In my opinion, this is the heart of the problem – the politicization of the CDC. Just as the politicization of the FBI is destroying its credibility, the same is happening to the CDC. This became apparent early in the Biden Administration when Dr. Walensky announced to the press that studies by the CDC concluded that schools could re-open without the need for teachers to be vaccinated. Here’s what I said in a February, 2021 blog called CDC Director Caves to Politics:

“In an article published January 26th in the Journal of the American Medical Association (JAMA), three researchers from the CDC found “little evidence that schools have contributed meaningfully to increased community transmission” of the coronavirus. The CDC researchers looked at more than 90,000 students in 11 North Carolina districts and found that only 32 students and staff members were infected in school, while 773 got infected during the same period out of school. The science was clear; reopening schools was safe for children and teachers.

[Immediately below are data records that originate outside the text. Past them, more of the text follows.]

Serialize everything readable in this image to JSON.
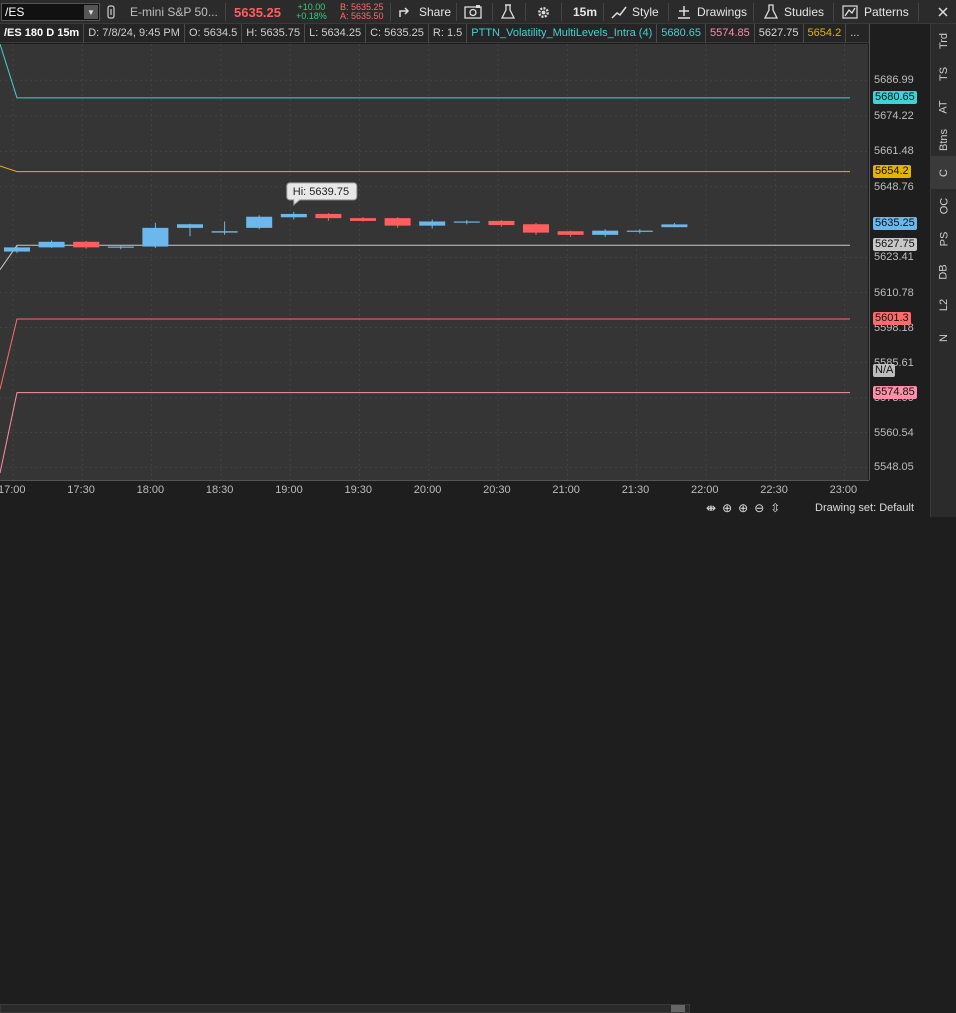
{
  "toolbar": {
    "symbol": "/ES",
    "description": "E-mini S&P 50...",
    "last_price": "5635.25",
    "change": "+10.00",
    "change_pct": "+0.18%",
    "bid": "B: 5635.25",
    "ask": "A: 5635.50",
    "share_label": "Share",
    "timeframe": "15m",
    "style_label": "Style",
    "drawings_label": "Drawings",
    "studies_label": "Studies",
    "patterns_label": "Patterns"
  },
  "infobar": {
    "title": "/ES 180 D 15m",
    "date": "D: 7/8/24, 9:45 PM",
    "open": "O: 5634.5",
    "high": "H: 5635.75",
    "low": "L: 5634.25",
    "close": "C: 5635.25",
    "range": "R: 1.5",
    "study": "PTTN_Volatility_MultiLevels_Intra (4)",
    "levels": [
      "5680.65",
      "5574.85",
      "5627.75",
      "5654.2"
    ],
    "more": "..."
  },
  "chart_data": {
    "type": "candlestick",
    "x_tick_labels": [
      "17:00",
      "17:30",
      "18:00",
      "18:30",
      "19:00",
      "19:30",
      "20:00",
      "20:30",
      "21:00",
      "21:30",
      "22:00",
      "22:30",
      "23:00"
    ],
    "y_tick_labels": [
      "5686.99",
      "5674.22",
      "5661.48",
      "5648.76",
      "5623.41",
      "5610.78",
      "5598.18",
      "5585.61",
      "5573.00",
      "5560.54",
      "5548.05"
    ],
    "ylim": [
      5543.5,
      5700.0
    ],
    "candles": [
      {
        "o": 5625.5,
        "h": 5627.5,
        "l": 5625.0,
        "c": 5627.0
      },
      {
        "o": 5627.0,
        "h": 5629.5,
        "l": 5626.8,
        "c": 5629.0
      },
      {
        "o": 5629.0,
        "h": 5629.3,
        "l": 5626.5,
        "c": 5627.0
      },
      {
        "o": 5627.0,
        "h": 5627.5,
        "l": 5626.3,
        "c": 5627.3
      },
      {
        "o": 5627.3,
        "h": 5635.8,
        "l": 5626.8,
        "c": 5634.0
      },
      {
        "o": 5634.0,
        "h": 5635.5,
        "l": 5631.0,
        "c": 5635.3
      },
      {
        "o": 5632.3,
        "h": 5636.3,
        "l": 5631.5,
        "c": 5632.8
      },
      {
        "o": 5634.0,
        "h": 5638.5,
        "l": 5633.5,
        "c": 5638.0
      },
      {
        "o": 5637.8,
        "h": 5639.75,
        "l": 5637.0,
        "c": 5639.0
      },
      {
        "o": 5639.0,
        "h": 5639.3,
        "l": 5636.5,
        "c": 5637.5
      },
      {
        "o": 5637.5,
        "h": 5637.8,
        "l": 5636.3,
        "c": 5636.5
      },
      {
        "o": 5637.5,
        "h": 5637.8,
        "l": 5634.0,
        "c": 5634.8
      },
      {
        "o": 5634.8,
        "h": 5637.0,
        "l": 5633.8,
        "c": 5636.3
      },
      {
        "o": 5636.0,
        "h": 5636.8,
        "l": 5635.3,
        "c": 5636.3
      },
      {
        "o": 5636.5,
        "h": 5636.8,
        "l": 5634.5,
        "c": 5635.0
      },
      {
        "o": 5635.3,
        "h": 5635.8,
        "l": 5631.5,
        "c": 5632.3
      },
      {
        "o": 5632.8,
        "h": 5633.0,
        "l": 5630.8,
        "c": 5631.5
      },
      {
        "o": 5631.5,
        "h": 5633.5,
        "l": 5630.8,
        "c": 5633.0
      },
      {
        "o": 5632.8,
        "h": 5633.5,
        "l": 5632.0,
        "c": 5633.0
      },
      {
        "o": 5634.25,
        "h": 5635.75,
        "l": 5634.25,
        "c": 5635.25
      }
    ],
    "levels": [
      {
        "value": 5680.65,
        "color": "#3fd3d8",
        "label": "5680.65",
        "start": 5700.0
      },
      {
        "value": 5654.2,
        "color": "#e6b400",
        "label": "5654.2",
        "start": 5656.2
      },
      {
        "value": 5627.75,
        "color": "#c8c8c8",
        "label": "5627.75",
        "start": 5619.0
      },
      {
        "value": 5601.3,
        "color": "#ff6a6a",
        "label": "5601.3",
        "start": 5576.0
      },
      {
        "value": 5574.85,
        "color": "#ff8fa6",
        "label": "5574.85",
        "start": 5546.0
      }
    ],
    "last_price_tag": "5635.25",
    "na_tag": "N/A",
    "high_bubble": "Hi: 5639.75"
  },
  "sidebar": [
    "Trd",
    "TS",
    "AT",
    "Btns",
    "C",
    "OC",
    "PS",
    "DB",
    "L2",
    "N"
  ],
  "bottom": {
    "drawing_set": "Drawing set: Default"
  },
  "colors": {
    "up": "#6cb8ec",
    "down": "#ff5e5e",
    "doji": "#dcdcdc",
    "plot_bg": "#353535"
  }
}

Then Dr. Walensky made her big mistake. On February 3rd, she announced these findings to the press. She made it clear that the science supported reopening schools.  In her statement she said, “Vaccination of teachers is not a prerequisite for safe reopening of schools.” This was a direct refutation of the demands being made by teachers unions before they would return to the classrooms. When asked about her statement, White House press secretary Jen Psaki responded Dr. Walensky was speaking “in her personal capacity” and not as the director of the CDC.”

 

Predictably, Dr. Walensky soon caved to pressure from the Biden White House to retract her statement. In so doing, she made it abundantly clear that keeping her job was more important than maintaining her personal credibility and the credibility of the CDC. What has transpired in the 18 months since that day has predictably been the decline of the CDC and rise of distrust among the American people.

Which brings us to this “restructuring plan.” It is my opinion, and that of many analysts, that this represents simply a public-relations campaign to resurrect the failing image of the CDC and the Biden Administration with less than 90 days until the mid-term elections. The only real way to change this situation is to change the leadership at the top of the CDC – and the White House.